Sulle proteste in Israele

Lo stato sionista di Israele è stato scosso nel mese di marzo dalle più forti proteste politiche della sua storia, che hanno assunto anche forme radicali.

Centinaia di migliaia di manifestanti si sono mobilitati nelle piazze contro la riforma della giustizia voluta dal governo di estrema destra, suprematista e  fondamentalista di Netanyahu, che è appoggiato da partiti che utilizzano la religione come arma ideologica per sancire il furto di terre palestinesi e imporre il loro dominio in ogni aspetto della vita pubblica.

La riforma del sistema giudiziario israeliano, rinviata a fine aprile, è volta ad affidare gran parte dei poteri della Corte suprema all’esecutivo, puntando a una forma di presidenzialismo.

Sulla stampa borghese si è parlato dei rischi che corre la democrazia in Israele, in particolare gli equilibri fra i poteri e i meccanismi di controllo in un paese dove non esiste una costituzione.

Ma parlare di democrazia in Israele è come parlare della democrazia ateniese, da cui erano esclusi gli schiavi, le donne e gli stranieri. In Israele sono invece esclusi da sempre gli arabi palestinesi, poiché lo stato sionista si caratterizza su una concezione antidemocratica e razzista.

Ormai sono settantacinque anni di pulizia etnica, di occupazione militare dei territori palestinesi, di colonizzazione illegale, di assassinii sistematici (il 2022 è stato l’anno con più palestinesi uccisi dal 2005), di demolizione delle case, di violenta repressione per puntellare un regime di apartheid istituzionalizzato. In Israele non c’è mai stato posto per i palestinesi, a cui non viene riconosciuto alcun diritto, in primo luogo quello a resistere.

Le proteste e gli scioperi di massa contro il governo di Netanyahu, la cui sopravvivenza è legata alla riforma giudiziaria, hanno fatto chiudere aeroporti e ambasciate israeliane. Vi hanno partecipato ampi settori di lavoratori e persino di militari.

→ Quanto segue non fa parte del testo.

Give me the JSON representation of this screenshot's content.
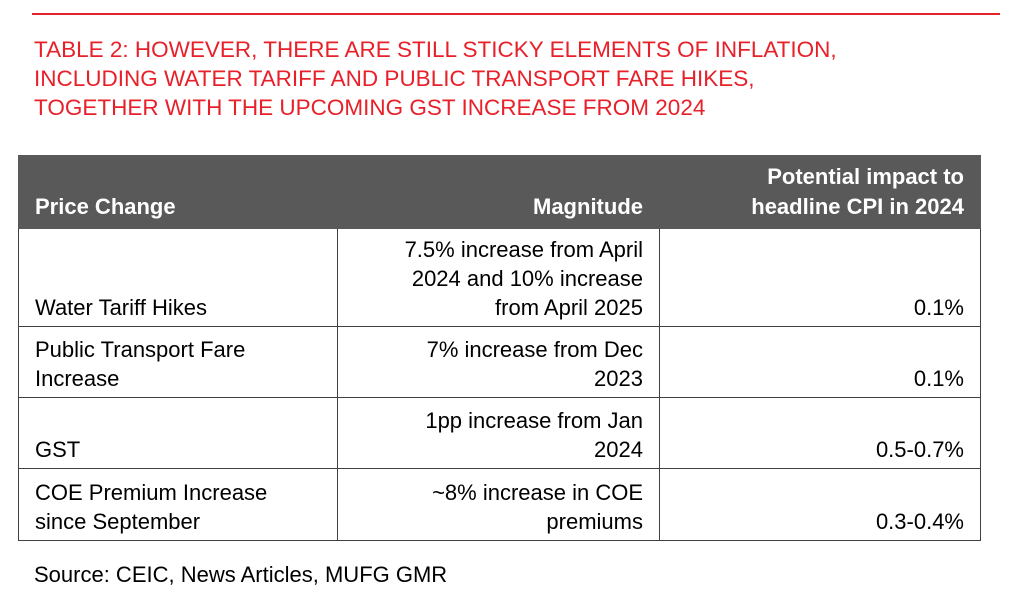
{
  "title_lines": [
    "TABLE 2: HOWEVER, THERE ARE STILL STICKY ELEMENTS OF INFLATION,",
    "INCLUDING WATER TARIFF AND PUBLIC TRANSPORT FARE HIKES,",
    "TOGETHER WITH THE UPCOMING GST INCREASE FROM 2024"
  ],
  "colors": {
    "accent_red": "#e8202a",
    "header_bg": "#595959",
    "header_text": "#ffffff"
  },
  "table": {
    "headers": {
      "price_change": "Price Change",
      "magnitude": "Magnitude",
      "impact_line1": "Potential impact to",
      "impact_line2": "headline CPI in 2024"
    },
    "rows": [
      {
        "price_change": [
          "Water Tariff Hikes"
        ],
        "magnitude": [
          "7.5% increase from April",
          "2024 and 10% increase",
          "from April 2025"
        ],
        "impact": "0.1%"
      },
      {
        "price_change": [
          "Public Transport Fare",
          "Increase"
        ],
        "magnitude": [
          "7% increase from Dec",
          "2023"
        ],
        "impact": "0.1%"
      },
      {
        "price_change": [
          "GST"
        ],
        "magnitude": [
          "1pp increase from Jan",
          "2024"
        ],
        "impact": "0.5-0.7%"
      },
      {
        "price_change": [
          "COE Premium Increase",
          "since September"
        ],
        "magnitude": [
          "~8% increase in COE",
          "premiums"
        ],
        "impact": "0.3-0.4%"
      }
    ]
  },
  "source": "Source: CEIC, News Articles, MUFG GMR"
}
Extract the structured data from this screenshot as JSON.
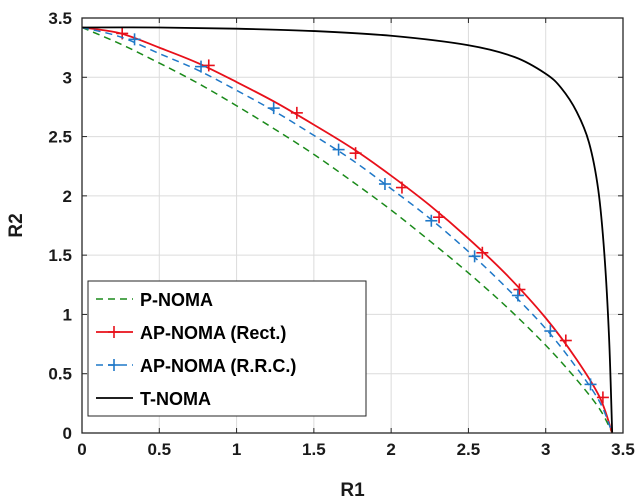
{
  "chart_data": {
    "type": "line",
    "title": "",
    "xlabel": "R1",
    "ylabel": "R2",
    "xlim": [
      0,
      3.5
    ],
    "ylim": [
      0,
      3.5
    ],
    "xticks": [
      "0",
      "0.5",
      "1",
      "1.5",
      "2",
      "2.5",
      "3",
      "3.5"
    ],
    "yticks": [
      "0",
      "0.5",
      "1",
      "1.5",
      "2",
      "2.5",
      "3",
      "3.5"
    ],
    "grid": true,
    "legend_position": "bottom-left",
    "series": [
      {
        "name": "P-NOMA",
        "color": "#1a8a1a",
        "style": "dashed",
        "marker": "none",
        "x": [
          0,
          0.25,
          0.5,
          0.75,
          1.0,
          1.25,
          1.5,
          1.75,
          2.0,
          2.25,
          2.5,
          2.75,
          3.0,
          3.2,
          3.35,
          3.43
        ],
        "y": [
          3.42,
          3.28,
          3.12,
          2.95,
          2.76,
          2.56,
          2.35,
          2.12,
          1.88,
          1.62,
          1.35,
          1.06,
          0.74,
          0.45,
          0.2,
          0
        ]
      },
      {
        "name": "AP-NOMA (Rect.)",
        "color": "#e8101a",
        "style": "solid",
        "marker": "plus",
        "x": [
          0,
          0.25,
          0.5,
          0.75,
          1.0,
          1.25,
          1.5,
          1.75,
          2.0,
          2.25,
          2.5,
          2.75,
          3.0,
          3.2,
          3.35,
          3.43
        ],
        "y": [
          3.42,
          3.37,
          3.25,
          3.12,
          2.96,
          2.79,
          2.6,
          2.4,
          2.17,
          1.92,
          1.64,
          1.33,
          0.97,
          0.62,
          0.3,
          0
        ],
        "markers_x": [
          0.26,
          0.82,
          1.39,
          1.77,
          2.07,
          2.31,
          2.59,
          2.83,
          3.13,
          3.37
        ],
        "markers_y": [
          3.37,
          3.1,
          2.7,
          2.36,
          2.07,
          1.82,
          1.52,
          1.21,
          0.78,
          0.3
        ]
      },
      {
        "name": "AP-NOMA (R.R.C.)",
        "color": "#1f78c8",
        "style": "dashed",
        "marker": "plus",
        "x": [
          0,
          0.25,
          0.5,
          0.75,
          1.0,
          1.25,
          1.5,
          1.75,
          2.0,
          2.25,
          2.5,
          2.75,
          3.0,
          3.2,
          3.35,
          3.43
        ],
        "y": [
          3.42,
          3.34,
          3.2,
          3.06,
          2.89,
          2.71,
          2.51,
          2.3,
          2.06,
          1.81,
          1.53,
          1.22,
          0.88,
          0.55,
          0.26,
          0
        ],
        "markers_x": [
          0.34,
          0.77,
          1.24,
          1.66,
          1.96,
          2.26,
          2.54,
          2.82,
          3.03,
          3.29
        ],
        "markers_y": [
          3.32,
          3.09,
          2.74,
          2.39,
          2.1,
          1.79,
          1.49,
          1.16,
          0.86,
          0.41
        ]
      },
      {
        "name": "T-NOMA",
        "color": "#000000",
        "style": "solid",
        "marker": "none",
        "x": [
          0,
          0.5,
          1.0,
          1.5,
          2.0,
          2.5,
          2.8,
          3.0,
          3.1,
          3.2,
          3.28,
          3.34,
          3.38,
          3.41,
          3.43
        ],
        "y": [
          3.42,
          3.42,
          3.41,
          3.39,
          3.35,
          3.27,
          3.17,
          3.03,
          2.91,
          2.71,
          2.45,
          2.05,
          1.5,
          0.8,
          0
        ]
      }
    ]
  }
}
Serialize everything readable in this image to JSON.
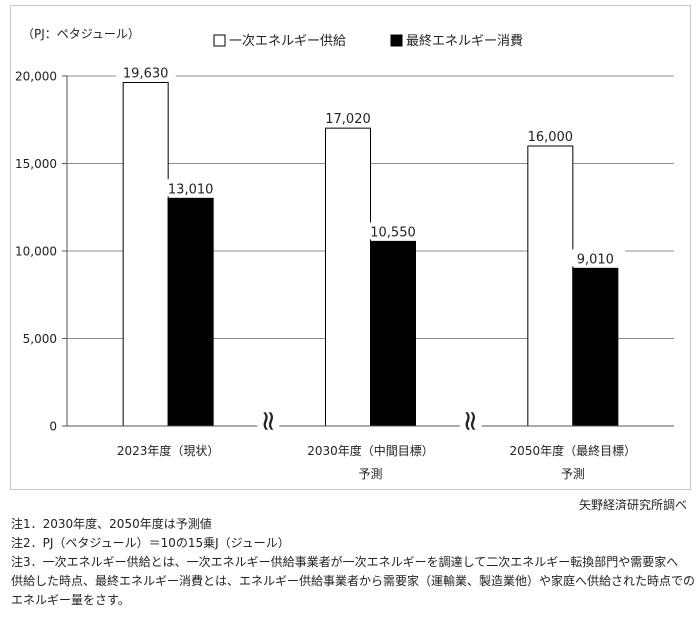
{
  "chart_data": {
    "type": "bar",
    "unit_label": "（PJ：ペタジュール）",
    "categories": [
      "2023年度（現状）",
      "2030年度（中間目標）",
      "2050年度（最終目標）"
    ],
    "category_sublabels": [
      "",
      "予測",
      "予測"
    ],
    "series": [
      {
        "name": "一次エネルギー供給",
        "values": [
          19630,
          17020,
          16000
        ],
        "labels": [
          "19,630",
          "17,020",
          "16,000"
        ],
        "color": "#ffffff"
      },
      {
        "name": "最終エネルギー消費",
        "values": [
          13010,
          10550,
          9010
        ],
        "labels": [
          "13,010",
          "10,550",
          "9,010"
        ],
        "color": "#000000"
      }
    ],
    "yticks": [
      0,
      5000,
      10000,
      15000,
      20000
    ],
    "ytick_labels": [
      "0",
      "5,000",
      "10,000",
      "15,000",
      "20,000"
    ],
    "ylim": [
      0,
      20000
    ],
    "grid": true,
    "legend_position": "top",
    "axis_breaks": [
      "≈",
      "≈"
    ]
  },
  "source": "矢野経済研究所調べ",
  "notes": [
    "注1．2030年度、2050年度は予測値",
    "注2．PJ（ペタジュール）＝10の15乗J（ジュール）",
    "注3．一次エネルギー供給とは、一次エネルギー供給事業者が一次エネルギーを調達して二次エネルギー転換部門や需要家へ",
    "供給した時点、最終エネルギー消費とは、エネルギー供給事業者から需要家（運輸業、製造業他）や家庭へ供給された時点での",
    "エネルギー量をさす。"
  ]
}
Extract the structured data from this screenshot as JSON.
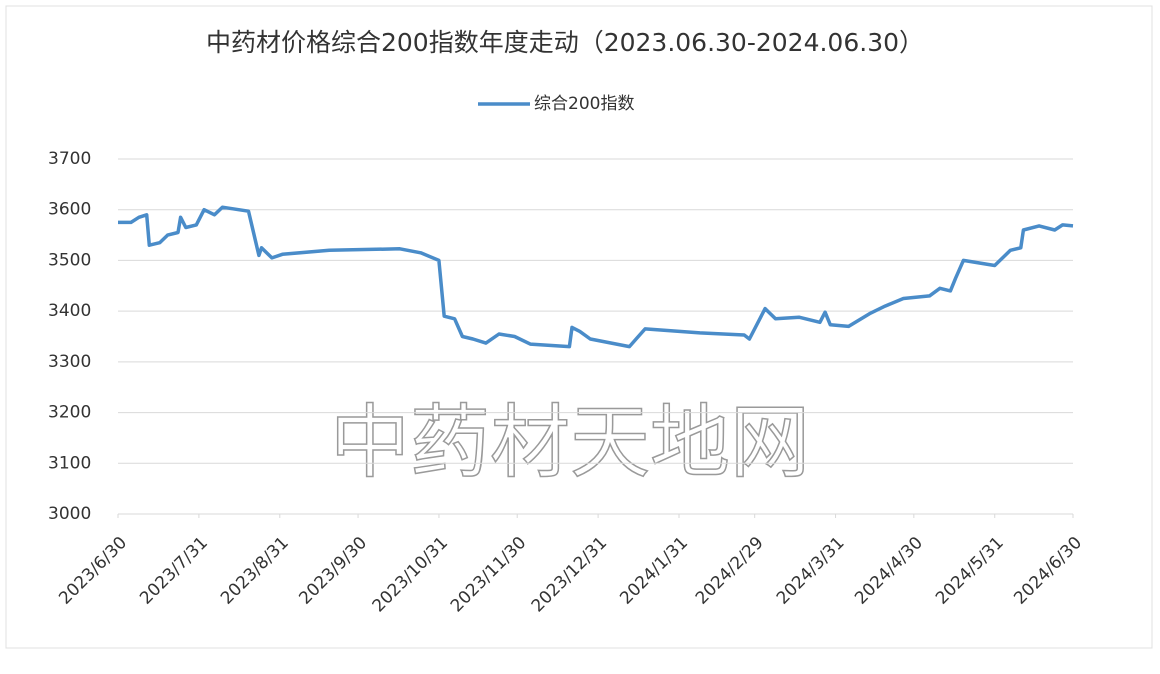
{
  "chart_data": {
    "type": "line",
    "title": "中药材价格综合200指数年度走动（2023.06.30-2024.06.30）",
    "watermark": "中药材天地网",
    "x": [
      "2023/6/30",
      "2023/7/5",
      "2023/7/8",
      "2023/7/11",
      "2023/7/12",
      "2023/7/16",
      "2023/7/19",
      "2023/7/23",
      "2023/7/24",
      "2023/7/26",
      "2023/7/30",
      "2023/8/2",
      "2023/8/6",
      "2023/8/9",
      "2023/8/19",
      "2023/8/23",
      "2023/8/24",
      "2023/8/28",
      "2023/9/1",
      "2023/9/19",
      "2023/10/16",
      "2023/10/24",
      "2023/10/31",
      "2023/11/2",
      "2023/11/6",
      "2023/11/9",
      "2023/11/13",
      "2023/11/18",
      "2023/11/23",
      "2023/11/29",
      "2023/12/5",
      "2023/12/20",
      "2023/12/21",
      "2023/12/24",
      "2023/12/28",
      "2024/1/12",
      "2024/1/18",
      "2024/2/8",
      "2024/2/25",
      "2024/2/27",
      "2024/3/4",
      "2024/3/8",
      "2024/3/17",
      "2024/3/25",
      "2024/3/27",
      "2024/3/29",
      "2024/4/5",
      "2024/4/13",
      "2024/4/19",
      "2024/4/26",
      "2024/5/6",
      "2024/5/10",
      "2024/5/14",
      "2024/5/16",
      "2024/5/19",
      "2024/5/31",
      "2024/6/6",
      "2024/6/10",
      "2024/6/11",
      "2024/6/17",
      "2024/6/23",
      "2024/6/26",
      "2024/6/30"
    ],
    "series": [
      {
        "name": "综合200指数",
        "color": "#4a8cc9",
        "values": [
          3575,
          3575,
          3585,
          3590,
          3530,
          3535,
          3550,
          3555,
          3585,
          3565,
          3570,
          3600,
          3590,
          3605,
          3597,
          3510,
          3525,
          3505,
          3512,
          3520,
          3523,
          3515,
          3500,
          3390,
          3385,
          3350,
          3345,
          3337,
          3355,
          3350,
          3335,
          3330,
          3368,
          3360,
          3345,
          3330,
          3365,
          3357,
          3353,
          3345,
          3405,
          3385,
          3388,
          3378,
          3398,
          3373,
          3370,
          3395,
          3410,
          3425,
          3430,
          3445,
          3440,
          3465,
          3500,
          3490,
          3520,
          3525,
          3560,
          3568,
          3560,
          3570,
          3568
        ]
      }
    ],
    "xlim": [
      "2023/6/30",
      "2024/6/30"
    ],
    "xticks": [
      "2023/6/30",
      "2023/7/31",
      "2023/8/31",
      "2023/9/30",
      "2023/10/31",
      "2023/11/30",
      "2023/12/31",
      "2024/1/31",
      "2024/2/29",
      "2024/3/31",
      "2024/4/30",
      "2024/5/31",
      "2024/6/30"
    ],
    "ylim": [
      3000,
      3700
    ],
    "yticks": [
      3000,
      3100,
      3200,
      3300,
      3400,
      3500,
      3600,
      3700
    ],
    "grid": true,
    "legend": "top"
  }
}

Si tratta di fatti da non sottovalutare, perché incrinano la solidità dello stato sionista, approfondiscono la spaccatura politica esistente in Israele e aprono spazi alla legittima resistenza palestinese che continua ad essere selvaggiamente repressa.

I profondi limiti della protesta stanno nel fatto che il regime di apartheid sionista non è stato minimamente messo in discussione, mirando a  salvaguardare esclusivamente i diritti dei cittadini ebrei,  così come nel fatto che non vi è in Israele né una opposizione politica degna di tale nome, né una direzione rivoluzionaria che riconosca il diritto all’esistenza di uno Stato palestinese indipendente e sovrano e abbia come prospettiva  politica l’abbattimento dello stato sionista quale compito storico del proletariato.

Marx scriveva: “Non è libero un popolo che ne opprime un altro”! Aggiungiamo: “Solidarietà con la lotta del popolo palestinese! Lotta al governo italiano complice del sionismo!”.